“Where did you prep?”
I was walking to some orientation event in my first week of university. I was with a new acquaintance I had met on the soccer field earlier that day. I can’t recall his name or anything other than that odd question. I hadn’t even started classes and I was already hit with questions I didn’t understand. “Prep” for what? I had showered. My shirt was clean. What was I missing?
Turns out the question was about what elite prep school had I come from. Definitely not in Kansas (or Missouri, my home state) anymore. In his world, if you played soccer you must have learned the game in prep school. This was 1971 and soccer was not a widely known or played sport in the US.
I spent a good portion of my time those days in some level of confusion. I was a reasonably bright kid. Introverted and fond of books of all sorts. A very perceptive nun in my parochial school persuaded by parents to channel me into a private boys school in St.Louis run by English Benedictine monks. Turns out I had indeed “prepped” without knowing so. I did so, however, with none of the social and cultural shaping that can be part of that environment.

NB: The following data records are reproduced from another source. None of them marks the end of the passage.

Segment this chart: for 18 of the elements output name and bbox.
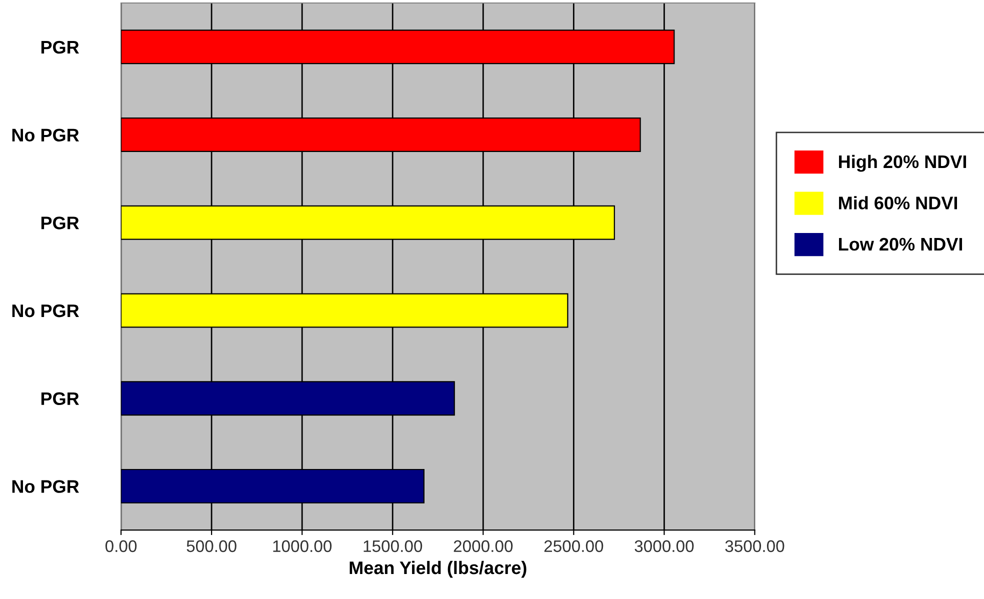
y-tick-label: PGR [41, 216, 79, 230]
x-tick-label: 2500.00 [544, 540, 604, 552]
y-tick-label: PGR [41, 40, 79, 54]
legend-label: Low 20% NDVI [839, 238, 962, 251]
legend-label: Mid 60% NDVI [839, 196, 958, 210]
y-tick-label: No PGR [12, 480, 79, 493]
x-tick-label: 3500.00 [725, 540, 784, 552]
x-tick-label: 1000.00 [273, 540, 332, 552]
x-tick-label: 3000.00 [634, 540, 694, 552]
x-tick-label: 2000.00 [454, 540, 513, 552]
x-tick-label: 0.00 [105, 540, 137, 552]
x-axis-title: Mean Yield (lbs/acre) [350, 560, 526, 578]
legend-label: High 20% NDVI [839, 154, 966, 172]
y-tick-label: No PGR [12, 304, 79, 318]
x-tick-label: 500.00 [186, 540, 236, 552]
x-tick-label: 1500.00 [364, 540, 422, 552]
y-tick-label: PGR [41, 392, 79, 406]
y-tick-label: No PGR [12, 128, 79, 142]
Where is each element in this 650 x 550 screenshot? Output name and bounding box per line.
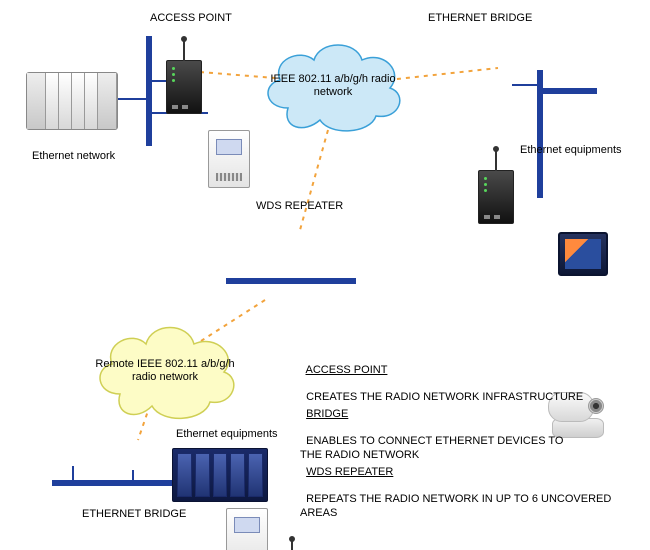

Intellectually overdeveloped and lagging or backwards everywhere else.
Fifty five years later, I’m closer to balance overall. There was an overall odd benefit to my unbalanced development. I became comfortable with confusion and not knowing. This was a long and slow transformation for someone rewarded for knowing answers. Turns out that clueless is just a starting point for figuring things out.

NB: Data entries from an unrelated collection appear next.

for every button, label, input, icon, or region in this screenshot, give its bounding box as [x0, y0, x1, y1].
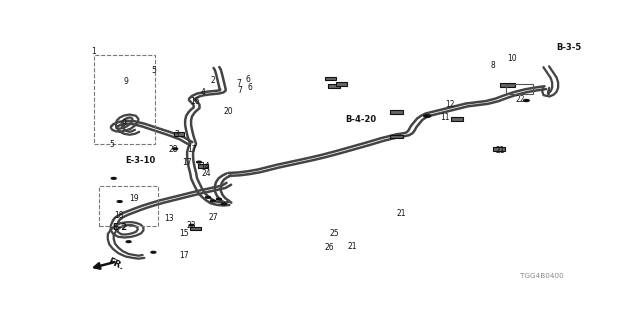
Text: 17: 17: [182, 158, 191, 167]
Text: 5: 5: [110, 140, 115, 149]
Text: 6: 6: [247, 83, 252, 92]
Ellipse shape: [151, 252, 156, 253]
Text: TGG4B0400: TGG4B0400: [520, 273, 564, 279]
Bar: [325, 77, 336, 80]
Text: E-2: E-2: [112, 223, 127, 232]
Text: 24: 24: [202, 169, 211, 178]
Text: 23: 23: [187, 221, 196, 230]
Text: 18: 18: [114, 211, 124, 220]
Text: 7: 7: [236, 79, 241, 88]
Text: 14: 14: [200, 162, 210, 171]
Text: 1: 1: [92, 47, 96, 56]
Ellipse shape: [111, 178, 116, 179]
Ellipse shape: [205, 196, 211, 198]
Ellipse shape: [221, 203, 227, 205]
Text: 19: 19: [129, 194, 138, 203]
Text: 10: 10: [507, 54, 516, 63]
Text: 22: 22: [516, 95, 525, 104]
Ellipse shape: [117, 201, 122, 202]
Text: 9: 9: [121, 119, 126, 128]
Text: 11: 11: [440, 113, 449, 122]
Text: 27: 27: [208, 213, 218, 222]
Text: 7: 7: [238, 86, 243, 95]
Text: 4: 4: [200, 88, 205, 97]
Text: 15: 15: [179, 228, 189, 237]
Ellipse shape: [424, 115, 431, 117]
Bar: [198, 164, 209, 168]
Text: 17: 17: [179, 251, 189, 260]
Text: 25: 25: [329, 228, 339, 237]
Text: FR.: FR.: [106, 257, 125, 272]
Bar: [500, 84, 515, 87]
Bar: [506, 84, 533, 94]
Text: 3: 3: [174, 130, 179, 139]
Ellipse shape: [189, 224, 194, 226]
Bar: [337, 82, 348, 85]
Ellipse shape: [216, 198, 221, 200]
Text: 2: 2: [211, 76, 215, 85]
Text: 21: 21: [496, 146, 506, 155]
Text: 17: 17: [187, 145, 196, 154]
Bar: [493, 147, 506, 151]
Text: 16: 16: [190, 97, 200, 106]
Ellipse shape: [211, 200, 215, 202]
Ellipse shape: [196, 161, 202, 163]
Bar: [99, 186, 158, 226]
Text: B-4-20: B-4-20: [346, 115, 376, 124]
Text: 6: 6: [245, 75, 250, 84]
Text: 28: 28: [168, 145, 178, 154]
Bar: [174, 132, 184, 136]
Bar: [451, 117, 463, 121]
Text: 5: 5: [151, 66, 156, 75]
Bar: [189, 227, 200, 230]
Bar: [94, 55, 156, 144]
Bar: [390, 110, 403, 114]
Text: 20: 20: [224, 107, 234, 116]
Text: 8: 8: [490, 61, 495, 70]
Text: E-3-10: E-3-10: [125, 156, 156, 165]
Text: 26: 26: [324, 243, 334, 252]
Ellipse shape: [126, 241, 131, 243]
Text: 9: 9: [123, 77, 128, 86]
Bar: [390, 135, 403, 138]
Ellipse shape: [173, 148, 178, 150]
Text: 12: 12: [445, 100, 454, 109]
Text: B-3-5: B-3-5: [556, 43, 581, 52]
Text: 21: 21: [397, 209, 406, 218]
Text: 21: 21: [347, 242, 356, 251]
Ellipse shape: [524, 100, 529, 101]
Bar: [328, 84, 340, 88]
Text: 13: 13: [164, 214, 174, 223]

There used to be a show on NPR called Car Talk. Ostensibly about cars and car repair, it was really an ongoing seminar on how to figure things out by asking questions. There’s a quote from the show that is pretty good advice:
I fully realize that I have not succeeded in answering all of your questions. . .Indeed, I feel I have not answered any of them completely. The answers I have found only serve to raise a whole new set of questions, which only lead to more problems, some of which we weren’t even aware were problems. To sum it all up . . . In some ways I feel we are confused as ever, but I believe we are confused on a higher level, and about more important things.